The third command again is addressed to the people, “Unbind him, and let him go” (verse 44). Even though Lazarus could stumble himself out of the tomb, there was no way he could unbind himself. He needs the community to do that for him. By unbinding Lazarus and setting him free from the death bands the community is accepting Lazarus back as one of them.
Many Christian individuals and communities today have fallen victim to the death of sin. Many are already in the tomb of hopelessness and decay, in the bondage of sinful habits and attitudes. Nothing short of a miracle can bring us back to life in Christ. Jesus is ready for the miracle. He himself said, “I came that they may have life, and have it abundantly” (John 10:10). Are we ready to cooperate with him for the miracle. Are we ready to roll away the stone that stands between us and the light of Christ’s face? Are we ready to take the first step to come out of the place of death? Are we ready to unbind (i.e. forgive) one another and let them go free? These are the various ways we cooperate with God in the miracle of bringing us back to life and reviving us as individuals, as a church, and a nation.
Roll away the stone, unbind him and let him go. We often bind ourselves with chains of addiction to alcohol, drugs, sexual deviations, slander, gossip, envy, prejudices, hatred, and uncontrollable anger, and bury ourselves in the tombs of despair.
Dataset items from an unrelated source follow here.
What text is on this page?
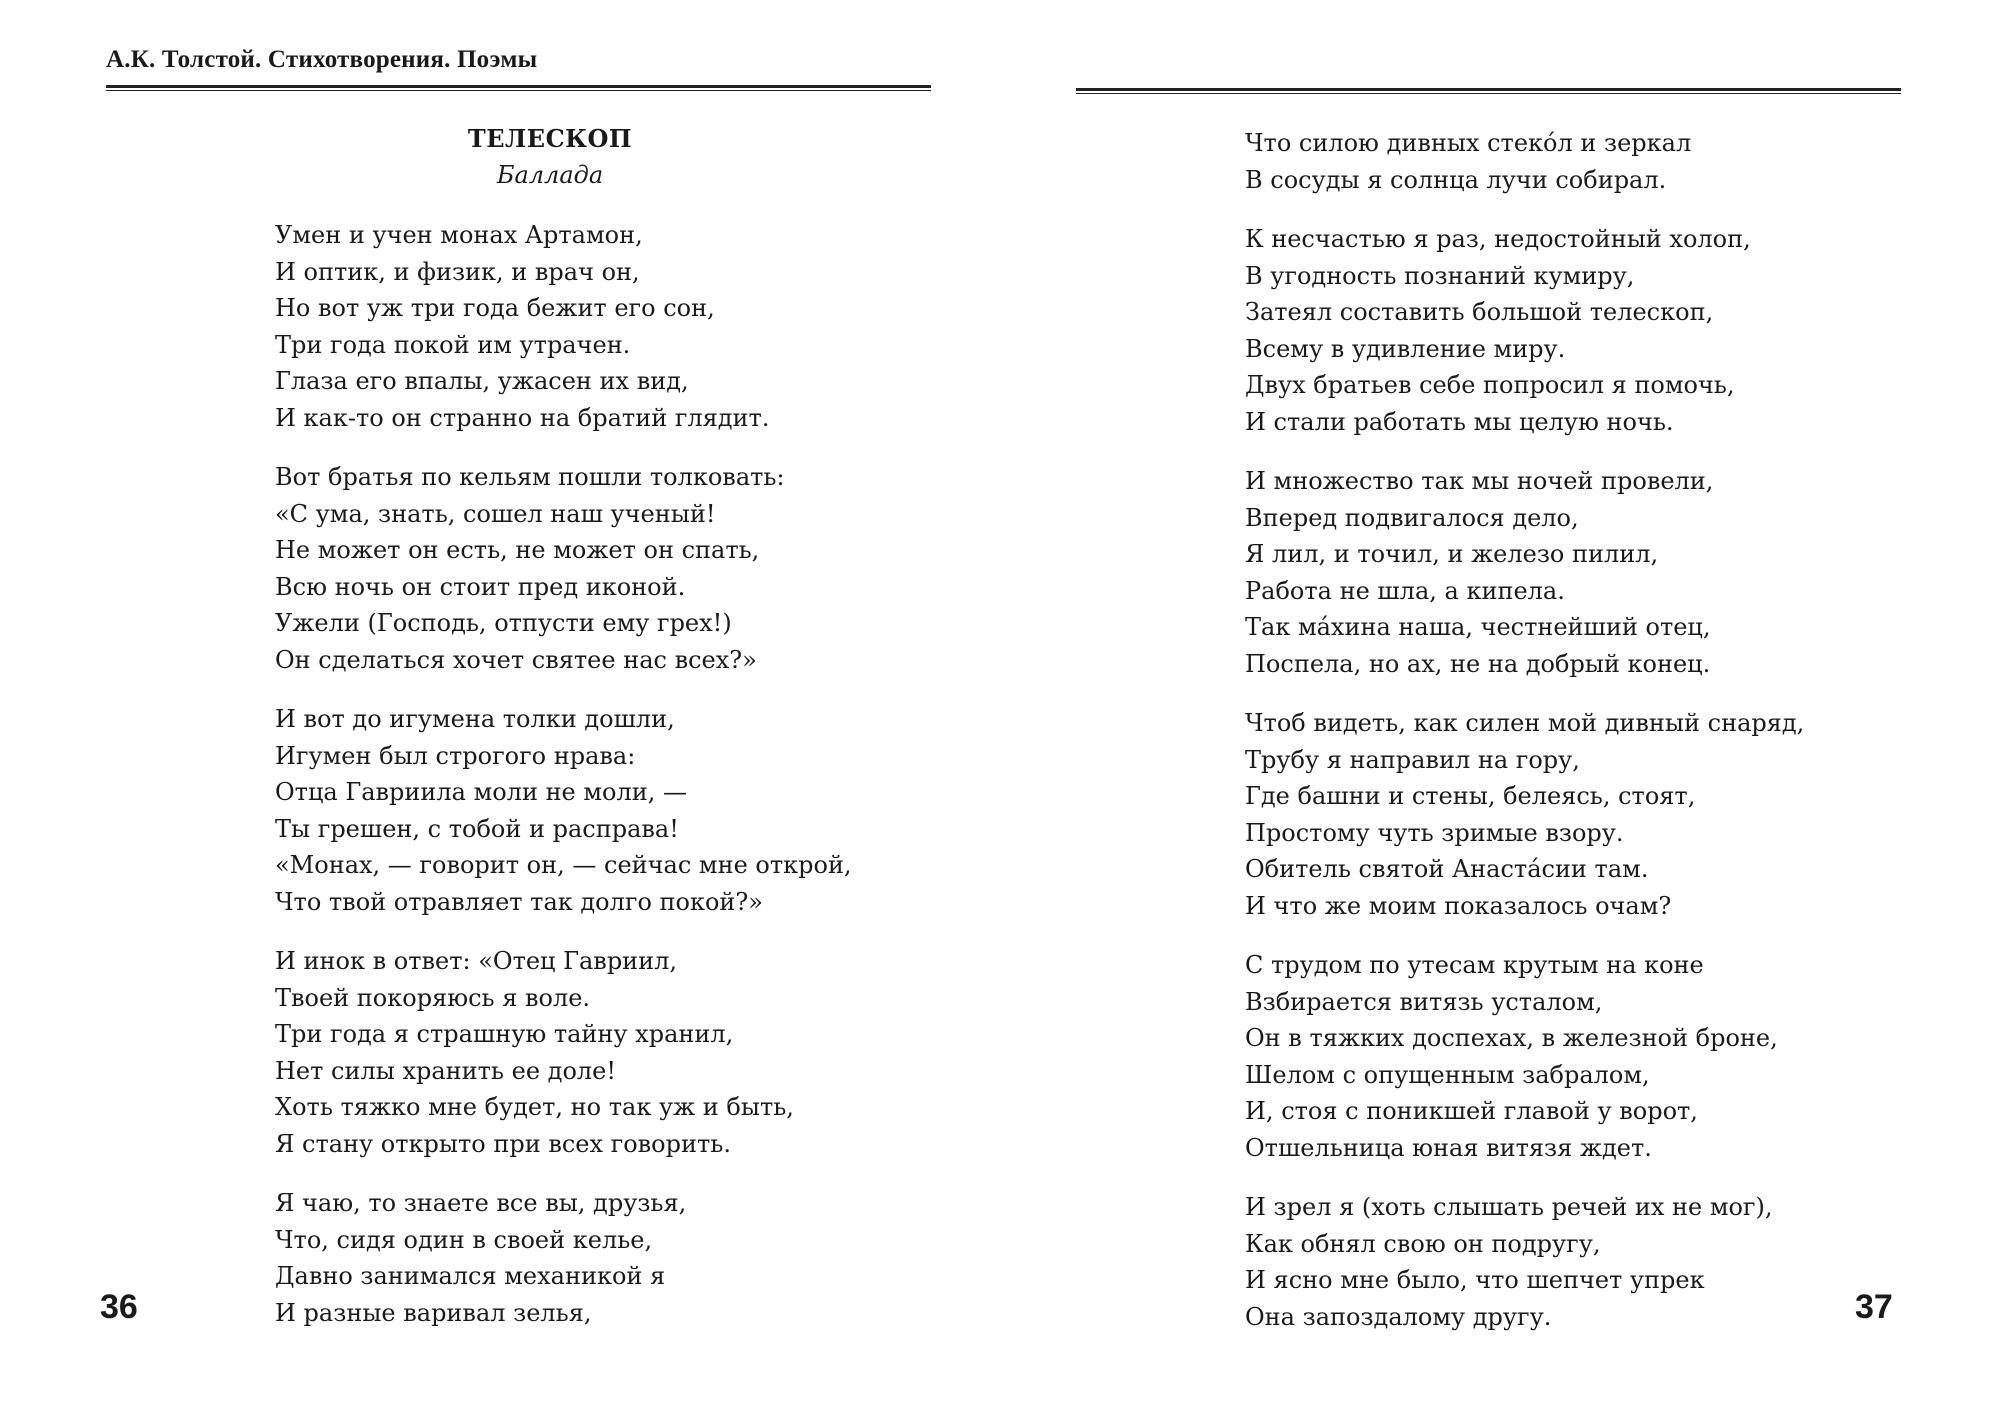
А.К. Толстой. Стихотворения. Поэмы
ТЕЛЕСКОП
Баллада
Умен и учен монах Артамон,
И оптик, и физик, и врач он,
Но вот уж три года бежит его сон,
Три года покой им утрачен.
Глаза его впалы, ужасен их вид,
И как-то он странно на братий глядит.
Вот братья по кельям пошли толковать:
«С ума, знать, сошел наш ученый!
Не может он есть, не может он спать,
Всю ночь он стоит пред иконой.
Ужели (Господь, отпусти ему грех!)
Он сделаться хочет святее нас всех?»
И вот до игумена толки дошли,
Игумен был строгого нрава:
Отца Гавриила моли не моли, —
Ты грешен, с тобой и расправа!
«Монах, — говорит он, — сейчас мне открой,
Что твой отравляет так долго покой?»
И инок в ответ: «Отец Гавриил,
Твоей покоряюсь я воле.
Три года я страшную тайну хранил,
Нет силы хранить ее доле!
Хоть тяжко мне будет, но так уж и быть,
Я стану открыто при всех говорить.
Я чаю, то знаете все вы, друзья,
Что, сидя один в своей келье,
Давно занимался механикой я
И разные варивал зелья,
36
Что силою дивных стеко́л и зеркал
В сосуды я солнца лучи собирал.
К несчастью я раз, недостойный холоп,
В угодность познаний кумиру,
Затеял составить большой телескоп,
Всему в удивление миру.
Двух братьев себе попросил я помочь,
И стали работать мы целую ночь.
И множество так мы ночей провели,
Вперед подвигалося дело,
Я лил, и точил, и железо пилил,
Работа не шла, а кипела.
Так ма́хина наша, честнейший отец,
Поспела, но ах, не на добрый конец.
Чтоб видеть, как силен мой дивный снаряд,
Трубу я направил на гору,
Где башни и стены, белеясь, стоят,
Простому чуть зримые взору.
Обитель святой Анаста́сии там.
И что же моим показалось очам?
С трудом по утесам крутым на коне
Взбирается витязь усталом,
Он в тяжких доспехах, в железной броне,
Шелом с опущенным забралом,
И, стоя с поникшей главой у ворот,
Отшельница юная витязя ждет.
И зрел я (хоть слышать речей их не мог),
Как обнял свою он подругу,
И ясно мне было, что шепчет упрек
Она запоздалому другу.	37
Sometimes we are in the tomb of selfishness, filled with negative feelings such as worry, fear, resentment, hatred, and guilt. If we want Jesus to visit our dark dungeons of sin, despair and unhappiness, let us ask Jesus during this Holy Mass to bring the light and the power of the Holy Spirit into our private lives and liberate us from our tombs. Are there times when we refuse to let God enter into our wallets, fearing that faithful tithing will endanger our savings? When we receive the Sacrament of Reconciliation, Jesus will call our name and command, “Come out, Mary”, “Come out, Joe”! This is Good news for all of us: “Lazarus, come out!” This can be the beginning of a new life.